Regionale Entwicklungspfade

Gerade ist die neueste Prognos-Studie vorgelegt worden (Zukunftsatlas), die die sehr starken regionalen Unterschiede in Deutschland belegt, eigentlich etwas, was sich in den letzten Jahren nur im Detail verändert hat: dem Osten geht es schlecht, dem Süden gut bis ausgezeichnet, der Nordwesten, also Niedersachsen, schlägt sich wacker, wobei es im Westen besser aussieht als im Südosten, was nichts daran ändert, dass Wolfsburg die Vorzeigeregion des Landes war und ist.

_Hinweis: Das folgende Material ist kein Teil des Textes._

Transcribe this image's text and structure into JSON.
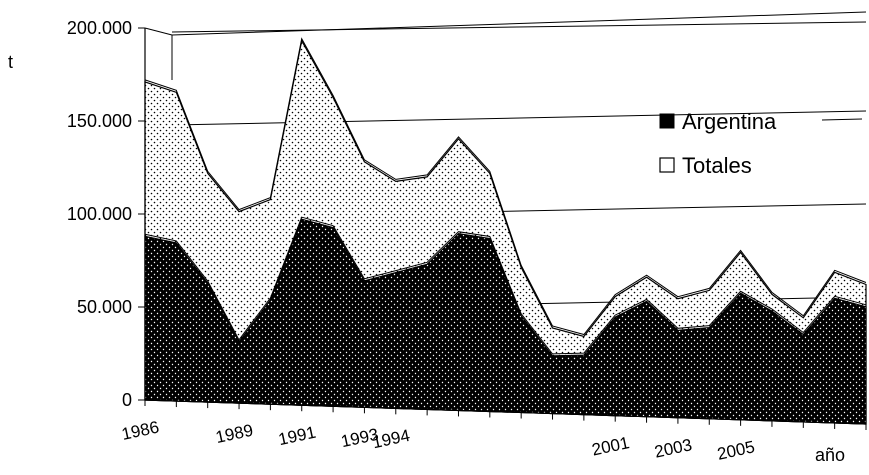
{
  "chart_data": {
    "type": "area",
    "title": "",
    "ylabel": "t",
    "xlabel": "año",
    "ylim": [
      0,
      200000
    ],
    "grid": true,
    "legend_placement": "top-right",
    "y_ticks": [
      "200.000",
      "150.000",
      "100.000",
      "50.000",
      "0"
    ],
    "y_tick_values": [
      200000,
      150000,
      100000,
      50000,
      0
    ],
    "x_tick_labels": [
      "1986",
      "1989",
      "1991",
      "1993",
      "1994",
      "2001",
      "2003",
      "2005"
    ],
    "x": [
      1986,
      1987,
      1988,
      1989,
      1990,
      1991,
      1992,
      1993,
      1994,
      1995,
      1996,
      1997,
      1998,
      1999,
      2000,
      2001,
      2002,
      2003,
      2004,
      2005,
      2006,
      2007,
      2008,
      2009
    ],
    "series": [
      {
        "name": "Totales",
        "fill": "dotted",
        "values": [
          171000,
          166000,
          123000,
          103000,
          110000,
          196000,
          166000,
          132000,
          122000,
          125000,
          146000,
          128000,
          78000,
          46000,
          42000,
          64000,
          75000,
          64000,
          69000,
          90000,
          68000,
          56000,
          81000,
          75000
        ]
      },
      {
        "name": "Argentina",
        "fill": "black-dotted",
        "values": [
          88000,
          85000,
          64000,
          33000,
          56000,
          100000,
          96000,
          68000,
          73000,
          78000,
          95000,
          93000,
          52000,
          31000,
          32000,
          53000,
          62000,
          47000,
          49000,
          68000,
          59000,
          47000,
          67000,
          63000
        ]
      }
    ]
  }
}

Dies alles wirft die Frage auf, wie solche Entwicklungen historisch einzuordnen sind. Gibt es - gewissermaßen aus der Geschichte abgeleitet - erfolgreiche Regionen? Oder wenigstens: bietet die „Geschichte“ eine Voraussetzung für den Erfolg? Der Blick auf „erfolgreiche“ niedersächsische Regionen macht skeptisch. Nehmen wir das Emsland: 1950 gehörte es zu den Regionen mit einem hohen Nachholbedarf, der im Rahmen des Emslandplans dann stattfand, und dennoch nahm die Zahl der Beschäftigten bis 1970 ab. Erst danach fand ein sich immer mehr beschleunigender Anstieg der Beschäftigten statt (die Zahlen finden sich: Werner Franke; Grave, Josef; Schüpp, Heiner, Steinwascher, Gerd, Hrg., Der Landkreis Emsland: Geographie, Geschichte, Gegenwart, Meppen 2002, S. 689). Der heute erfolgreiche Landkreis hat also ganz andere Zeiten hinter sich. Es spricht deshalb einiges dafür, dass komplexe Umstände zu dem aktuellen Erfolg führten. Nicht anders war es beim benachbarten Oldenburger Münsterland, das im 19. Jahrhundert zu den Problemregionen Norddeutschlands gehörte, u.a. mit einer erheblichen Auswanderungsquote, und sich erst nach und nach mit einem Mix aus einer exportorientierten Landwirtschaft und einer weiter verarbeitenden Nahrungsmittelindustrie zu einer dynamischen Region entwickeln konnte, die noch dazu von der Nähe zum Ruhrgebiet und Bremen (via A 1) profitiert.
Die Prognos-Studie wirft noch andere Fragen auf: Ist unsere Politik der Entwicklung ländlicher Räume nicht ein Konzept, das dringend kritischer Überprüfung bedarf, auch wenn das zu heftigen Protesten führen dürfte? Können wir verbissen auf jede Region sehend, uns aufwendige Förderkonzepte leisten? Funktionieren die seit ca. 20 Jahren landauf, landab gepredigten Entwicklungskonzepte ländlicher Räume wirklich? Oder spielen für den Erfolg von Regionen nicht andere Faktoren eine wichtigere Rolle, wie die Nähe eines urbanen Entwicklungszentrums? Ist gar unser Blick auf die Region und ihre Akteure nicht schon ein problematischer Zugriff, denn Akteure kleben nicht an Regionen, wie eine der wichtigsten Akteursgruppen des 19. Jahrhunderts, die Auswanderer, nachhaltig bewiesen haben.